Sep 22, 2021 - Health

Care for kidney disease plummeted in the pandemic

Illustration: Megan Robinson/Axios

The number of patient visits for chronic kidney care plummeted by more than 26% in the early months of the pandemic, according to new data from the nation's largest insurer, UnitedHealth Group.

Why it matters: Researchers are racing to understand just how much care people skipped — and whether it actually affected their health.

What they're saying: "Roughly 30% of the care that patients receive across the health care system doesn't help them and may even put them at risk. That's likely true with kidney disease care, too," said David Cook, vice president of research at UHG Research and Development.

By the numbers: UnitedHealth's study looked at changes in in-person visits, as well as lab work and medication utilization, between March 1 and June 30, 2020.
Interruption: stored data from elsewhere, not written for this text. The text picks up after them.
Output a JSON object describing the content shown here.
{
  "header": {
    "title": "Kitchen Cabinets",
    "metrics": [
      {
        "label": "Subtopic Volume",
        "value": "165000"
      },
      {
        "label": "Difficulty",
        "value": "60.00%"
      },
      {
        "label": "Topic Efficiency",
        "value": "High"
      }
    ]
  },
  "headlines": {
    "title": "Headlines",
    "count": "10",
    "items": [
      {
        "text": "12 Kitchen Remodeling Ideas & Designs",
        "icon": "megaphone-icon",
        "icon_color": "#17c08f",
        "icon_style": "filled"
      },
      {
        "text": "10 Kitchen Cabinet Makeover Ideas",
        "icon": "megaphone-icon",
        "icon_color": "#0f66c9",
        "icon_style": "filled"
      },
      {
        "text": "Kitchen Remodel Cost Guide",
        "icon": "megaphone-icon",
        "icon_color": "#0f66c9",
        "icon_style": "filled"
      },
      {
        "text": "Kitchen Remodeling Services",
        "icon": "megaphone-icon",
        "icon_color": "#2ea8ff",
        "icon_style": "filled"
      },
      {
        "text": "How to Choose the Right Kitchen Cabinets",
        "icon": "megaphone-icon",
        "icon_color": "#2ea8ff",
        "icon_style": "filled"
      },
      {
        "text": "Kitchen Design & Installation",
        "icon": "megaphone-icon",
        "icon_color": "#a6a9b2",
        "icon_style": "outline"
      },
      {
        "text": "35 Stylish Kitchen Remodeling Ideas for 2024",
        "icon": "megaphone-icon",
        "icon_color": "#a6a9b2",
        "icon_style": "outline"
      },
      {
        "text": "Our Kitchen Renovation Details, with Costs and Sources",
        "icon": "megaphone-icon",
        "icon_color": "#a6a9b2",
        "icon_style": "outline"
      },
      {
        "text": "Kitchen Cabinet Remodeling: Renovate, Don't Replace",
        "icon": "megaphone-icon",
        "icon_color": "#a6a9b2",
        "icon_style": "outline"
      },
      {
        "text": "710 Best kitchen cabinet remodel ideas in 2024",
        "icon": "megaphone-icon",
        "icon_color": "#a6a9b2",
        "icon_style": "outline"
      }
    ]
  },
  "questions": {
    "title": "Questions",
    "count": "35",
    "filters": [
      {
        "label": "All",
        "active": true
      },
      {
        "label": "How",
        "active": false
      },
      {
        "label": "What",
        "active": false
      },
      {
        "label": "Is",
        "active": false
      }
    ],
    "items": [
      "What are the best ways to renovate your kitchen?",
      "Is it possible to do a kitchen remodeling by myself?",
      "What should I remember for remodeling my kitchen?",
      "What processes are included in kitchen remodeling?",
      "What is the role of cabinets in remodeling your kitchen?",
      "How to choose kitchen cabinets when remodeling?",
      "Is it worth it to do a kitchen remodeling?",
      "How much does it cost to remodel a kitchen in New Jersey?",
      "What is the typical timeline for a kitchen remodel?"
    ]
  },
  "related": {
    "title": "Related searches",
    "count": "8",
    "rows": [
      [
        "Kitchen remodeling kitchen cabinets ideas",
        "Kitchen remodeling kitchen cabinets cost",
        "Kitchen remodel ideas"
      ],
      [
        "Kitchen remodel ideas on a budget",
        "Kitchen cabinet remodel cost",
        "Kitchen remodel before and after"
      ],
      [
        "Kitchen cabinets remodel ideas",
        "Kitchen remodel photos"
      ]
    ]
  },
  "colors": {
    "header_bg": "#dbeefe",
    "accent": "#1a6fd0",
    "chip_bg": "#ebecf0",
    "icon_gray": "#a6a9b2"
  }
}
  • Researchers said they would have expected to see 2.74 million in-person visits in the study period. Instead, they saw a total of only about 1.56 million in-person visits, representing a 40% drop.
  • Telehealth visits supplemented in-person care by 13.7% during the early pandemic period, leaving a utilization deficit of 26.5%, the researchers found.
  • Medication refills also fell during the early pandemic period, with the greatest declines among the medicines used to treat hypertension and diabetes. Laboratory tests also declined, led by reductions in tests for chronic kidney disease monitoring.

Between the lines In 2018, Medicare spending for non-dialysis chronic kidney disease topped $81 billion.

  • Risk factors include uncontrolled diabetes and hypertension and without proper management, CKD can progress to require hospitalization, dialysis and kidney transplant.

What we're watching: Anecdotally, doctors have said they're starting to see negative effects of delayed care across the spectrum of health care.

  • "That wave is now crashing," said Gregg Miller, the chief medical officer of Vituity, a firm that staffs hospital emergency departments.
  • "We'll see people coming in with high blood pressure who just haven't been able to get in to see their physician," Miller said. "A patient has finally gotten in to see his primary care doc and the doc was like: 'You need to go to the ER because you're having chest pains.' Had he gone a year ago, maybe that wouldn't have happened."
  • Insurers like UnitedHealth paid out far fewer claims as people delayed care early in the pandemic, but that windfall may disappear if those patients got sicker.

What's next: As patients head back to the doctor, United is waiting to see whether they've gotten sicker, or whether the pandemic ultimately helped identify care they didn't really need.

  • "We'll need to analyze factors like lab work, medication adherence, and hospitalizations to understand which services matter most so clinicians can help their patients catch up on critical care they've missed and forgo the care that doesn't help,” Cook said.
  • They are also examining the implications of deferred care on cancer care and child-maternal health outcomes, Cook said.